So wie die meisten Menschen in ihrer vertrauten Umgebung sterben wollten, könnten sie dort auch aufgebahrt werden, sagt Schruer. Doch was einst normal war, ist längst ausgelagert. Heute melden sich die meisten Familien nach dem Tod gleich beim Bestatter, dessen erste Aufgabe es ist, den Leichnam schnell zu holen. In großen Kühlhäusern oder Zellen in Aufbahrungshallen findet ein buchstäblich kühler Abschied statt.

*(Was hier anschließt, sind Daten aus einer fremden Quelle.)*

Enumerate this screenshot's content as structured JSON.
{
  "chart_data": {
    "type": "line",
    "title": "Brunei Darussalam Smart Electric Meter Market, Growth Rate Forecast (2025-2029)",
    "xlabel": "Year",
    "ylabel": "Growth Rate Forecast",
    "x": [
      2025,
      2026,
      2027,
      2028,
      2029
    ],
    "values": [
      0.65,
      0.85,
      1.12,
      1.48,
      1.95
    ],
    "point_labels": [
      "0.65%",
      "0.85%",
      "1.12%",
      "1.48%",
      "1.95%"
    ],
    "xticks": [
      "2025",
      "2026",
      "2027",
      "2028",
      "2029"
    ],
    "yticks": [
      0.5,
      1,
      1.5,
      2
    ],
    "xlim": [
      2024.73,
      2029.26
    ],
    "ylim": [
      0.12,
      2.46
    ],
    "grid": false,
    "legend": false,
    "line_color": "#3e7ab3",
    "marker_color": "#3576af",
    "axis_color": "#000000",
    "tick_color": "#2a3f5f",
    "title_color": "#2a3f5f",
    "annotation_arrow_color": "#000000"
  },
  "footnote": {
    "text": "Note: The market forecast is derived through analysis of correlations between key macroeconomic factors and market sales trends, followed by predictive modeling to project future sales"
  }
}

Schruer hält diese Entwicklung für verhängnisvoll. „Damit vergeben wir eine große Chance“, sagt die gebürtige Niederländerin: „Wir versäumen die Chance auf einen würdigen Abschied, dem wir viel Zeit geben.“

Sie sieht in der Hausaufbahrung eine „Schatzkiste“ und meint das wörtlich. Denn das Loslassen gelinge auf diese Weise deutlich besser als an einem fremden, gemieteten Ort.

Hausaufbahrungen sind auch gesetzlich erlaubt – die Höchstdauer regeln Landesgesetze. Die Verwesung, die viele fürchten, setzt nach 24 bis 48 Stunden ein.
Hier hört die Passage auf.